I will take Codd's word for it when he says "The concepts and rules of functional dependence, multi-valued dependence, and join dependence were all developed without considering missing db-values. All the normal forms based on these dependencies were also developed without considering missing dbvalues."[1]. Whether or not nulls were actually in his mind at the time, he chose to leave them out of what he published. Codd goes on to say:

"the normalization concepts do NOT apply, and should NOT be applied, globally to those combinations of attributes and tuples containing [null] marks. Instead, they should be applied [...] to a conceptual version of the database in which tuples containing missing-but-applicable information in the pertinent attributes have been removed"

[1] Missing Informatlon (Applicable and Inapplicable) in Relational Databases, SIGMOD RECORD, Vol. 15, No. 4, December 1986

So despite what you say, in Codd's view 2NF does exclude nulls.

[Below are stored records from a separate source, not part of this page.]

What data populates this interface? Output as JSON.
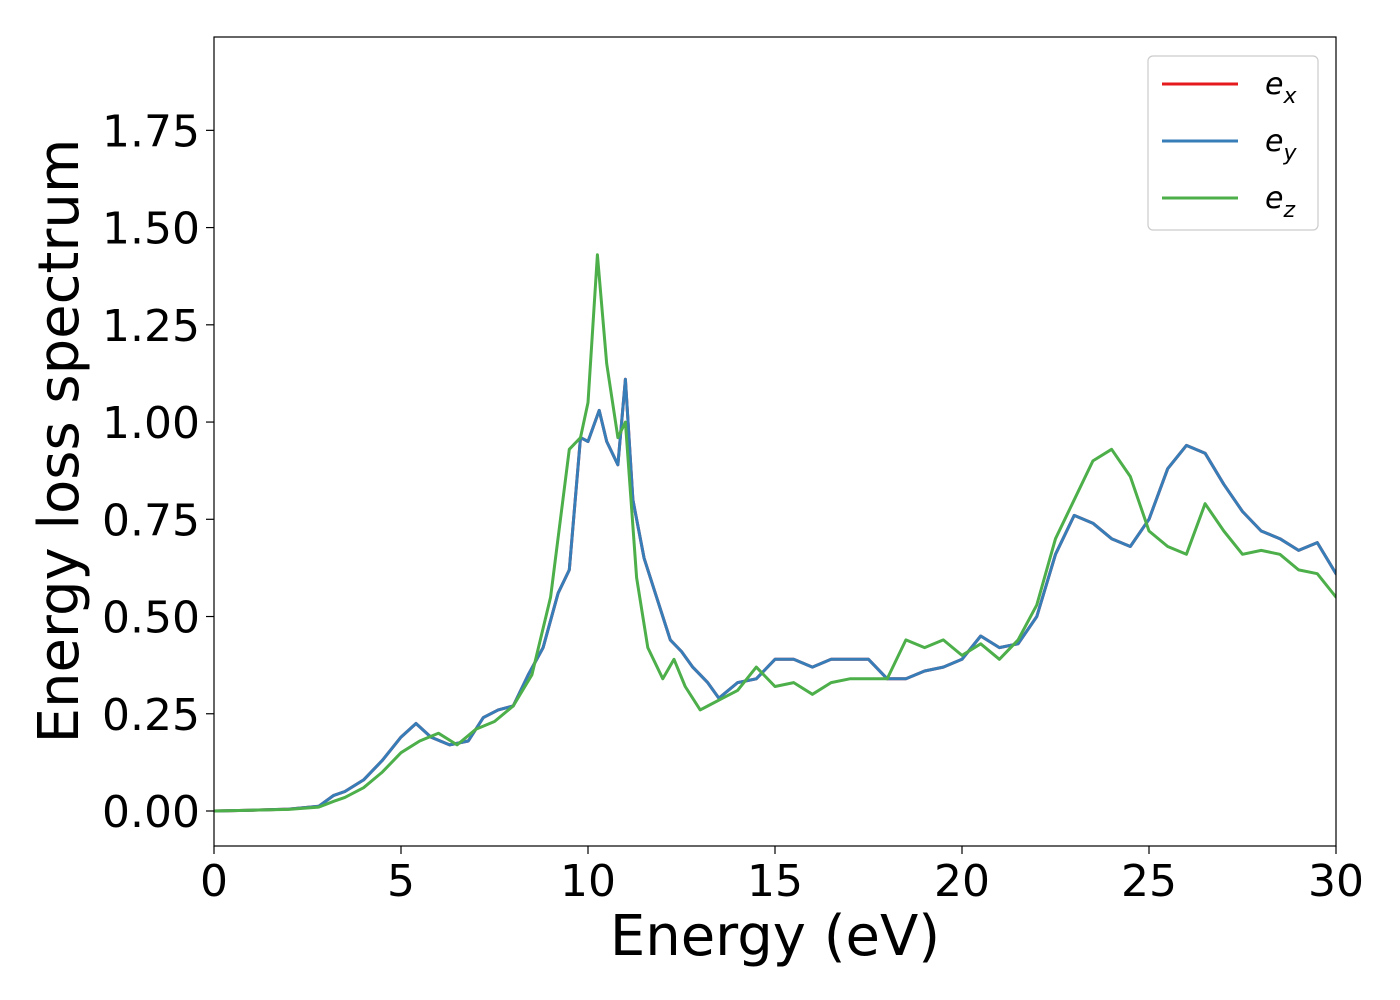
{
  "chart_data": {
    "type": "line",
    "xlabel": "Energy (eV)",
    "ylabel": "Energy loss spectrum",
    "xlim": [
      0,
      30
    ],
    "ylim": [
      -0.09,
      1.99
    ],
    "x_ticks": [
      "0",
      "5",
      "10",
      "15",
      "20",
      "25",
      "30"
    ],
    "x_tick_values": [
      0,
      5,
      10,
      15,
      20,
      25,
      30
    ],
    "y_ticks": [
      "0.00",
      "0.25",
      "0.50",
      "0.75",
      "1.00",
      "1.25",
      "1.50",
      "1.75"
    ],
    "y_tick_values": [
      0,
      0.25,
      0.5,
      0.75,
      1.0,
      1.25,
      1.5,
      1.75
    ],
    "grid": false,
    "legend_position": "top-right",
    "series": [
      {
        "name": "e",
        "subscript": "x",
        "color": "#e41a1c",
        "x": [
          0,
          1,
          2,
          2.8,
          3.2,
          3.5,
          4.0,
          4.5,
          5.0,
          5.4,
          5.8,
          6.3,
          6.8,
          7.2,
          7.6,
          8.0,
          8.4,
          8.8,
          9.2,
          9.5,
          9.8,
          10.0,
          10.3,
          10.5,
          10.8,
          11.0,
          11.2,
          11.5,
          11.8,
          12.2,
          12.5,
          12.8,
          13.2,
          13.5,
          14.0,
          14.5,
          15.0,
          15.5,
          16.0,
          16.5,
          17.0,
          17.5,
          18.0,
          18.5,
          19.0,
          19.5,
          20.0,
          20.5,
          21.0,
          21.5,
          22.0,
          22.5,
          23.0,
          23.5,
          24.0,
          24.5,
          25.0,
          25.5,
          26.0,
          26.5,
          27.0,
          27.5,
          28.0,
          28.5,
          29.0,
          29.5,
          30.0
        ],
        "y": [
          0.0,
          0.002,
          0.005,
          0.012,
          0.04,
          0.05,
          0.08,
          0.13,
          0.19,
          0.225,
          0.19,
          0.17,
          0.18,
          0.24,
          0.26,
          0.27,
          0.35,
          0.42,
          0.56,
          0.62,
          0.96,
          0.95,
          1.03,
          0.95,
          0.89,
          1.11,
          0.8,
          0.65,
          0.56,
          0.44,
          0.41,
          0.37,
          0.33,
          0.29,
          0.33,
          0.34,
          0.39,
          0.39,
          0.37,
          0.39,
          0.39,
          0.39,
          0.34,
          0.34,
          0.36,
          0.37,
          0.39,
          0.45,
          0.42,
          0.43,
          0.5,
          0.66,
          0.76,
          0.74,
          0.7,
          0.68,
          0.75,
          0.88,
          0.94,
          0.92,
          0.84,
          0.77,
          0.72,
          0.7,
          0.67,
          0.69,
          0.61
        ]
      },
      {
        "name": "e",
        "subscript": "y",
        "color": "#377eb8",
        "x": [
          0,
          1,
          2,
          2.8,
          3.2,
          3.5,
          4.0,
          4.5,
          5.0,
          5.4,
          5.8,
          6.3,
          6.8,
          7.2,
          7.6,
          8.0,
          8.4,
          8.8,
          9.2,
          9.5,
          9.8,
          10.0,
          10.3,
          10.5,
          10.8,
          11.0,
          11.2,
          11.5,
          11.8,
          12.2,
          12.5,
          12.8,
          13.2,
          13.5,
          14.0,
          14.5,
          15.0,
          15.5,
          16.0,
          16.5,
          17.0,
          17.5,
          18.0,
          18.5,
          19.0,
          19.5,
          20.0,
          20.5,
          21.0,
          21.5,
          22.0,
          22.5,
          23.0,
          23.5,
          24.0,
          24.5,
          25.0,
          25.5,
          26.0,
          26.5,
          27.0,
          27.5,
          28.0,
          28.5,
          29.0,
          29.5,
          30.0
        ],
        "y": [
          0.0,
          0.002,
          0.005,
          0.012,
          0.04,
          0.05,
          0.08,
          0.13,
          0.19,
          0.225,
          0.19,
          0.17,
          0.18,
          0.24,
          0.26,
          0.27,
          0.35,
          0.42,
          0.56,
          0.62,
          0.96,
          0.95,
          1.03,
          0.95,
          0.89,
          1.11,
          0.8,
          0.65,
          0.56,
          0.44,
          0.41,
          0.37,
          0.33,
          0.29,
          0.33,
          0.34,
          0.39,
          0.39,
          0.37,
          0.39,
          0.39,
          0.39,
          0.34,
          0.34,
          0.36,
          0.37,
          0.39,
          0.45,
          0.42,
          0.43,
          0.5,
          0.66,
          0.76,
          0.74,
          0.7,
          0.68,
          0.75,
          0.88,
          0.94,
          0.92,
          0.84,
          0.77,
          0.72,
          0.7,
          0.67,
          0.69,
          0.61
        ]
      },
      {
        "name": "e",
        "subscript": "z",
        "color": "#4daf4a",
        "x": [
          0,
          1,
          2,
          2.8,
          3.2,
          3.5,
          4.0,
          4.5,
          5.0,
          5.5,
          6.0,
          6.5,
          7.0,
          7.5,
          8.0,
          8.5,
          9.0,
          9.5,
          9.8,
          10.0,
          10.25,
          10.5,
          10.8,
          11.0,
          11.3,
          11.6,
          12.0,
          12.3,
          12.6,
          13.0,
          13.2,
          13.6,
          14.0,
          14.5,
          15.0,
          15.5,
          16.0,
          16.5,
          17.0,
          17.5,
          18.0,
          18.5,
          19.0,
          19.5,
          20.0,
          20.5,
          21.0,
          21.5,
          22.0,
          22.5,
          23.0,
          23.5,
          24.0,
          24.5,
          25.0,
          25.5,
          26.0,
          26.5,
          27.0,
          27.5,
          28.0,
          28.5,
          29.0,
          29.5,
          30.0
        ],
        "y": [
          0.0,
          0.002,
          0.004,
          0.01,
          0.025,
          0.035,
          0.06,
          0.1,
          0.15,
          0.18,
          0.2,
          0.17,
          0.21,
          0.23,
          0.27,
          0.35,
          0.55,
          0.93,
          0.96,
          1.05,
          1.43,
          1.15,
          0.96,
          1.0,
          0.6,
          0.42,
          0.34,
          0.39,
          0.32,
          0.26,
          0.27,
          0.29,
          0.31,
          0.37,
          0.32,
          0.33,
          0.3,
          0.33,
          0.34,
          0.34,
          0.34,
          0.44,
          0.42,
          0.44,
          0.4,
          0.43,
          0.39,
          0.44,
          0.53,
          0.7,
          0.8,
          0.9,
          0.93,
          0.86,
          0.72,
          0.68,
          0.66,
          0.79,
          0.72,
          0.66,
          0.67,
          0.66,
          0.62,
          0.61,
          0.55
        ]
      }
    ]
  }
}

You haven't said in your article that 2NF applies only to a version of a database without nulls but you haven't suggested any alternative way of evaluating 2NF for a database with nulls either.

I don't mean to imply that I agree wtih Codd's view. I think it's a terrible suggestion. It completely ignores the very real possibility that the kind of redundancy and resulting anomalies which the NFs were designed to eliminate can also occur when some rows include nulls. What bothers me is that you didn't mention either this or any other strategy for dealing with the nulls that you say you want to permit. Your readers are left in the dark about it.

Just a fortnight ago one of you anti-NULL purists was claiming that there was no such term as "primary key" in relational theory, only in SQL! (Complete nonsense, as you will agree.)
I think most people will understand that I used "the primary key" in the sense used in the paper which introduced the relational model to the world - it is a primary key that has been chosen to be "the" primary key as opposed to just "a" primary key and it is a perfectly sensible description of a candidate key to say that it is something that can be so chosen, both because that's why the word "candidate" is there - a candidate is something that can be chosen (whether by fate, by a schema designer, or otherwise) and since the term "candidate key" was in fact introduced as a replacement for "primary key" rather later. The concept of superkey is of course completely superfluous.

Sure, but the science and the language have moved on since Codd used the term "primary key". Almost no-one today uses that phrase to refer to any or all keys of a relation and using it to mean just one key is completely redundant in a discussion about normalization.

If the person you mentioned was confused about primary keys then I'm not surprised and he's not the only one. In the previous 1NF article discussion you said "SQL has a restriction that there can be only one primary key". Taken literally that statement is obviously untrue. By expecting us to guess each time whether you mean "the primary key" or "a primary key" you are committing the same linguistic folly that Codd did. Please let's leave "primary" keys out of a discussion about normal forms.